Now that laptop users have been given a taste of wireless, it's likely that users will demand ubiquitous access, and the technologies to make it happen are finally coming together. But there are some important technical and business challenges the industry must address.

Properly constructed, 3G mobile phone networks provide access at DSL speeds anywhere you can use your mobile phone. Today, business users can access 3G wireless services from their laptops using adapter cards from companies such as Novatel and Kyocera.

Expect to see laptops with built-in 3G wireless in addition to Wi-Fi in 2006. Over time, laptops will integrate additional wireless services, such as 3G multicasting (for downloading multimedia content), WiMax and GPS for location-based services.
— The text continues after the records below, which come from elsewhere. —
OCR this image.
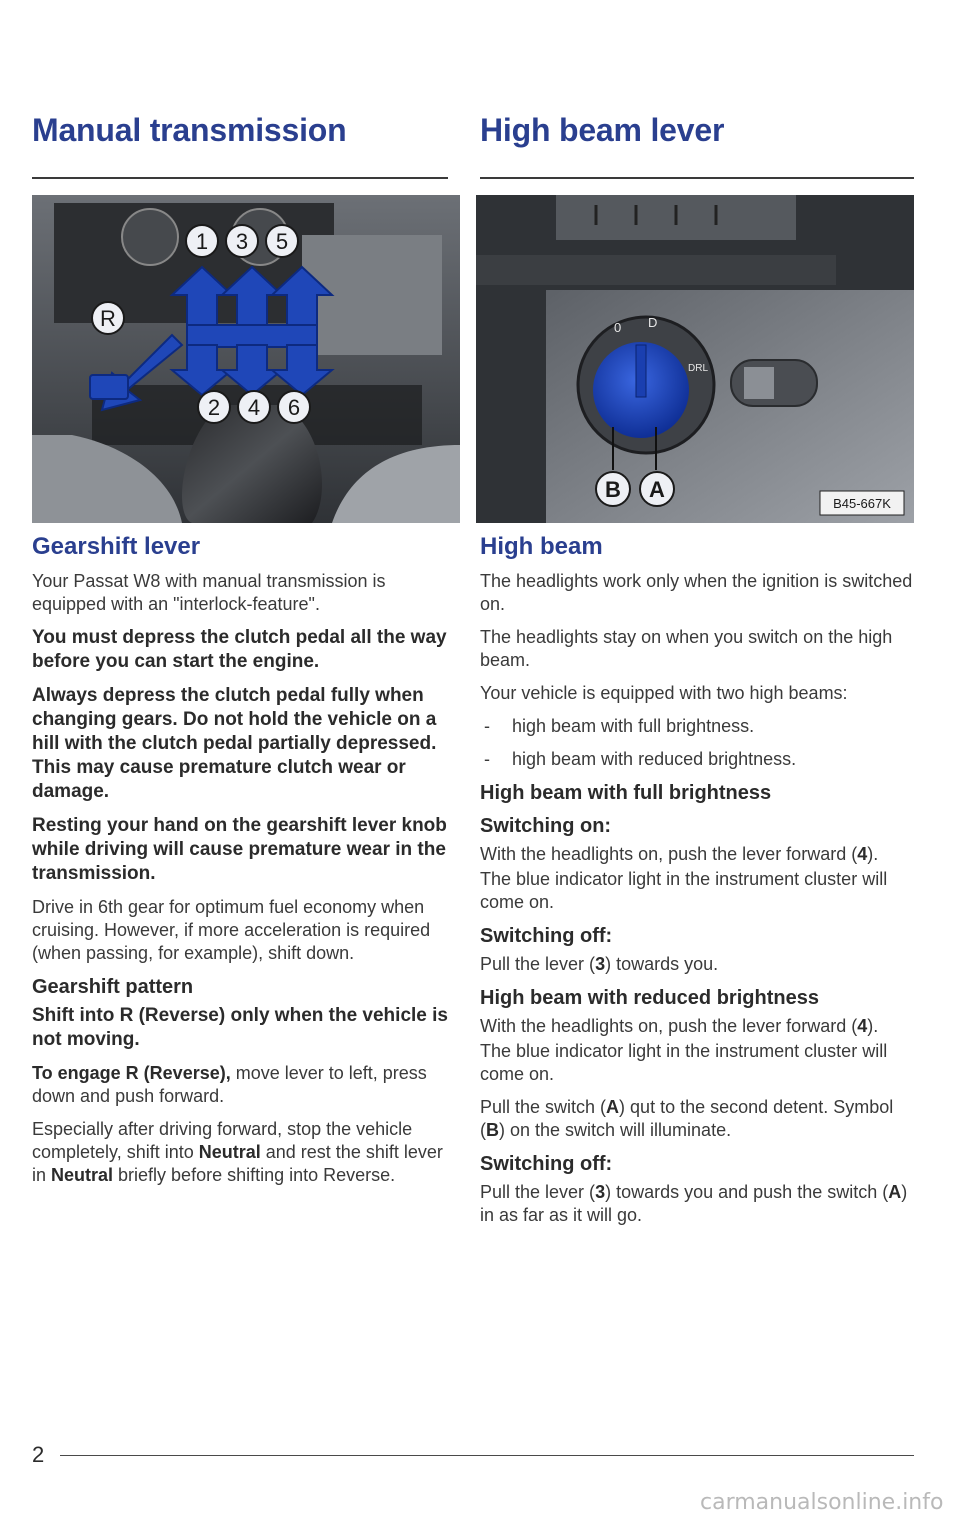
Manual transmission
1 3 5
R
2 4 6
Gearshift lever

Your Passat W8 with manual transmission is equipped with an "interlock-feature".

You must depress the clutch pedal all the way before you can start the engine.

Always depress the clutch pedal fully when changing gears. Do not hold the vehicle on a hill with the clutch pedal partially depressed. This may cause premature clutch wear or damage.

Resting your hand on the gearshift lever knob while driving will cause premature wear in the transmission.

Drive in 6th gear for optimum fuel economy when cruising. However, if more acceleration is required (when passing, for example), shift down.

Gearshift pattern

Shift into R (Reverse) only when the vehicle is not moving.

To engage R (Reverse), move lever to left, press down and push forward.

Especially after driving forward, stop the vehicle completely, shift into Neutral and rest the shift lever in Neutral briefly before shifting into Reverse.

High beam lever
0 D
DRL
B A
B45-667K
High beam

The headlights work only when the ignition is switched on.

The headlights stay on when you switch on the high beam.

Your vehicle is equipped with two high beams:

-	high beam with full brightness.
-	high beam with reduced brightness.
High beam with full brightness
Switching on:

With the headlights on, push the lever forward (4).

The blue indicator light in the instrument cluster will come on.

Switching off:

Pull the lever (3) towards you.

High beam with reduced brightness

With the headlights on, push the lever forward (4).

The blue indicator light in the instrument cluster will come on.

Pull the switch (A) qut to the second detent. Symbol (B) on the switch will illuminate.

Switching off:

Pull the lever (3) towards you and push the switch (A) in as far as it will go.

2
carmanualsonline.info
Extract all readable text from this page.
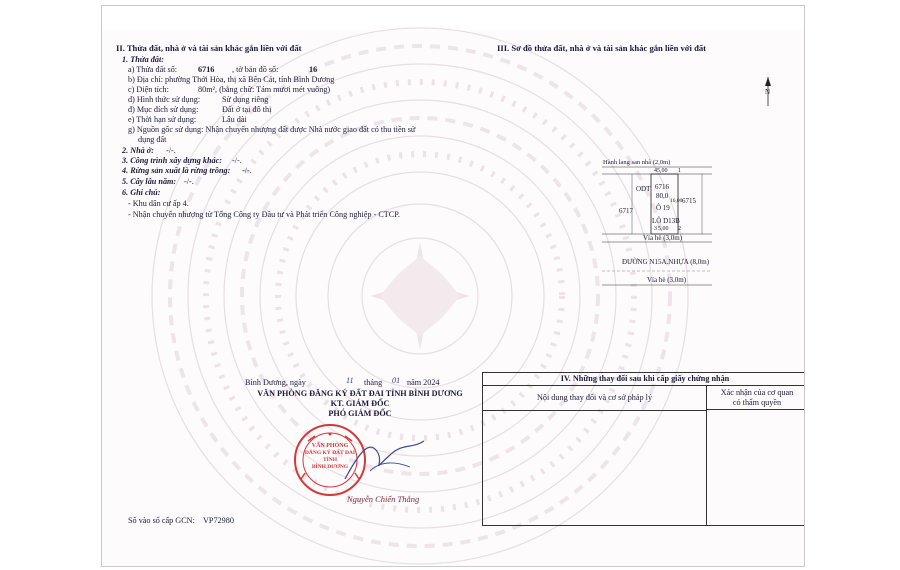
II. Thửa đất, nhà ở và tài sản khác gắn liền với đất
1. Thửa đất:
a) Thửa đất số:	6716 , tờ bản đồ số:	16
b) Địa chỉ: phường Thới Hòa, thị xã Bến Cát, tỉnh Bình Dương
c) Diện tích:	80m², (bằng chữ: Tám mươi mét vuông)
d) Hình thức sử dụng:	Sử dụng riêng
đ) Mục đích sử dụng:	Đất ở tại đô thị
e) Thời hạn sử dụng:	Lâu dài
g) Nguồn gốc sử dụng: Nhận chuyển nhượng đất được Nhà nước giao đất có thu tiền sử
dụng đất
2. Nhà ở: -/-.
3. Công trình xây dựng khác: -/-.
4. Rừng sản xuất là rừng trồng: -/-.
5. Cây lâu năm: -/-.
6. Ghi chú:
- Khu dân cư ấp 4.
- Nhận chuyển nhượng từ Tổng Công ty Đầu tư và Phát triển Công nghiệp - CTCP.
III. Sơ đồ thửa đất, nhà ở và tài sản khác gắn liền với đất
Hành lang san nhà (2,0m)
N
4	1
5,00
ODT 6716
80,0
Ô 19
LÔ D13B
6717
6715
16,00
3	2
5,00
Vỉa hè (3,0m)
ĐƯỜNG N15A.NHỰA (8,0m)
Vỉa hè (3,0m)
Bình Dương, ngày	11 tháng 01 năm 2024
VĂN PHÒNG ĐĂNG KÝ ĐẤT ĐAI TỈNH BÌNH DƯƠNG
KT. GIÁM ĐỐC
PHÓ GIÁM ĐỐC
VĂN PHÒNG
ĐĂNG KÝ ĐẤT ĐAI
TỈNH
BÌNH DƯƠNG
Nguyễn Chiến Thắng
Số vào sổ cấp GCN: VP72980
IV. Những thay đổi sau khi cấp giấy chứng nhận
Nội dung thay đổi và cơ sở pháp lý
Xác nhận của cơ quan
có thẩm quyền
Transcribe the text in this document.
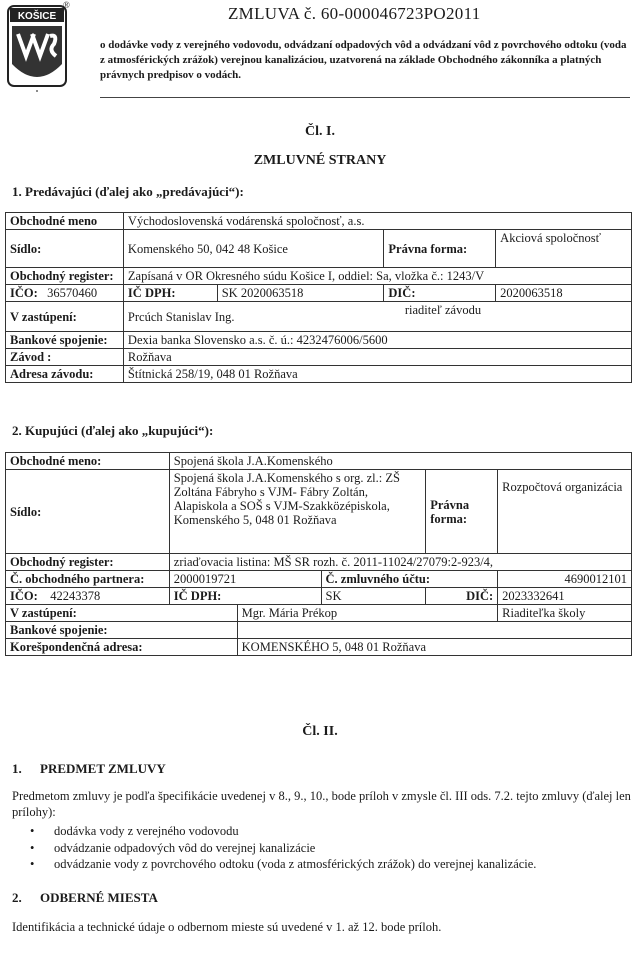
KOŠICE
®	ZMLUVA č. 60-000046723PO2011
o dodávke vody z verejného vodovodu, odvádzaní odpadových vôd a odvádzaní vôd z povrchového odtoku (voda z atmosférických zrážok) verejnou kanalizáciou, uzatvorená na základe Obchodného zákonníka a platných právnych predpisov o vodách.
Čl. I.
ZMLUVNÉ STRANY
1. Predávajúci (ďalej ako „predávajúci“):
Obchodné meno	Východoslovenská vodárenská spoločnosť, a.s.				
Sídlo:	Komenského 50, 042 48 Košice		Právna forma:		Akciová spoločnosť
Obchodný register:	Zapísaná v OR Okresného súdu Košice I, oddiel: Sa, vložka č.: 1243/V				
IČO: 36570460	IČ DPH:	SK 2020063518	DIČ:		2020063518
V zastúpení:	Prcúch Stanislav Ing.			riaditeľ závodu	
Bankové spojenie:	Dexia banka Slovensko a.s. č. ú.: 4232476006/5600				
Závod :	Rožňava				
Adresa závodu:	Štítnická 258/19, 048 01 Rožňava				
2. Kupujúci (ďalej ako „kupujúci“):
Obchodné meno:	Spojená škola J.A.Komenského				
Sídlo:	Spojená škola J.A.Komenského s org. zl.: ZŠ Zoltána Fábryho s VJM- Fábry Zoltán, Alapiskola a SOŠ s VJM-Szakközépiskola, Komenského 5, 048 01 Rožňava			Právna forma:	Rozpočtová organizácia
Obchodný register:	zriaďovacia listina: MŠ SR rozh. č. 2011-11024/27079:2-923/4,				
Č. obchodného partnera:	2000019721		Č. zmluvného účtu:		4690012101
IČO: 42243378	IČ DPH:		SK	DIČ:	2023332641
V zastúpení:		Mgr. Mária Prékop			Riaditeľka školy
Bankové spojenie:					
Korešpondenčná adresa:		KOMENSKÉHO 5, 048 01 Rožňava			
Čl. II.
1. PREDMET ZMLUVY
Predmetom zmluvy je podľa špecifikácie uvedenej v 8., 9., 10., bode príloh v zmysle čl. III ods. 7.2. tejto zmluvy (ďalej len prílohy):
• dodávka vody z verejného vodovodu
• odvádzanie odpadových vôd do verejnej kanalizácie
• odvádzanie vody z povrchového odtoku (voda z atmosférických zrážok) do verejnej kanalizácie.
2. ODBERNÉ MIESTA
Identifikácia a technické údaje o odbernom mieste sú uvedené v 1. až 12. bode príloh.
If that sounds too optimistic, note there are already mobile phones that support multiple frequency bands and multiple standards. Several manufacturers are even developing handsets integrating VoIP over Wi-Fi, also known as Vo-Fi.

The business challenges of integrating multiple wireless technologies in laptop PCs are more daunting than the technical challenges. There is no technical reason why 3G cellular and WiMAX can't be added to chipsets supporting Wi-Fi. It's the relationships between laptop manufacturers and 3G operators that could get complicated.

The integration of Wi-Fi in laptop PCs has opened the floodgates to personal broadband. The technical hurdles have fallen; the business hurdles are next. But the last 20 percent of product development -- the look and feel, packaging and third-party relationships -- is often the hardest part.